Since the decline of manufacturing industries in the UK the country places much emphasis on the export of services, especially financial services and banking. This has led to the centralisation of power and money in the south east and in particular London. Successive governments have attempted to regenerate other regions of the UK with cash injections, incentives and marketing ploys to bolster local economies and communities – to their bemusement. Think of the Northern Power House initiative under the Cameron government which the May government appear to have reneged on though this is denied. Ever growing austerity has largely turned the idea into a pipe dream!
Gentrification of regeneration is a covert attempt by central and local governments along with planners to sweep poverty under the carpet in the hope that monied people will see investment opportunities, move in, buy properties and shops thus dragging an area up by the boot straps. An example is Camden Town in north London.

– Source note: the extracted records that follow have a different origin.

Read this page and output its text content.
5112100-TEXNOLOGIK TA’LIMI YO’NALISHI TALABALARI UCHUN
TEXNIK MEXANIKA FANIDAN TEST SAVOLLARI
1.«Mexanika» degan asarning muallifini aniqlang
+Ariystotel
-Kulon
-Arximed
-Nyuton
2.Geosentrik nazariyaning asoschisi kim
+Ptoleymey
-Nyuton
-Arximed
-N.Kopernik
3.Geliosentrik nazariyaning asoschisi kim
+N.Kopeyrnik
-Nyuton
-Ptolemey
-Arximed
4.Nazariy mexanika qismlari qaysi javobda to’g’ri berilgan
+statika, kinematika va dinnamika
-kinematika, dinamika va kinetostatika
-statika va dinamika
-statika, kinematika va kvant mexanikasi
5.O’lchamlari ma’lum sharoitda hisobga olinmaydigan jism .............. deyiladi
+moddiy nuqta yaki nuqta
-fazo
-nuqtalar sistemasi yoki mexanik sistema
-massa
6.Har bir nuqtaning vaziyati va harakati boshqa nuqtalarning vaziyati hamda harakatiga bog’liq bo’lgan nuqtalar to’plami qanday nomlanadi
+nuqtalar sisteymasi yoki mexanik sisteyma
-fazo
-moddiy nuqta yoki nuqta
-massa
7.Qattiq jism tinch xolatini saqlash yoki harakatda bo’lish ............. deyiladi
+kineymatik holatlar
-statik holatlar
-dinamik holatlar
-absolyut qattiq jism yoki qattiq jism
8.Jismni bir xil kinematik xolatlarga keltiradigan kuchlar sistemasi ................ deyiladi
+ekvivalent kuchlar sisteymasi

I spent much of my childhood in Camden Town, eight stops up from Waterloo on the Northern Line. The Lufwaffe dropped many thousands of tons of bombs on Camden Town during the blitz though nothing like those dropped on the East End and the northern cities. My father walked me round the back streets to survey the damage with exposed wallpaper and curtains flapping in the wind. Oddly my parents, aunts and uncles spoke very little of this odious episode in history.
Some years later the railway bridge over Camden High Street received a coat of paint and the words ‘Camden Lock’ appeared in bright yellow on a green background. This had the apparent effect of marking the beginning of the end of the decades of austerity the area had known. Almost overnight the tramps and associated poverty seemed to disappear. The greengrocer stalls were replaced with tacky souvenir stalls selling memorabilia of the Royal Family and London buses. Nowadays an eclectic array of independent retailers live and work alongside some well known national brands such as Costa Coffee, Bon Marché and others.
The souvenir vendors are still present but have mostly moved indoors to the shelter and warmth, indicating that there is, indeed, money to be made from the sale of their wares; the prices inexorably keeping up with inflation. Paradoxically, a basement flat only 300 yards away will cost well in excess of a couple of million – money my parents could only dream about! Of course this is prime commuter belt and other towns and cities do not have this luxury – think of Swansea, Bognor Regis, Barnsley and many others. Conversely, Sheffield, Leeds, Newcastle and Manchester are reviving, albeit largely on the back of gentrification!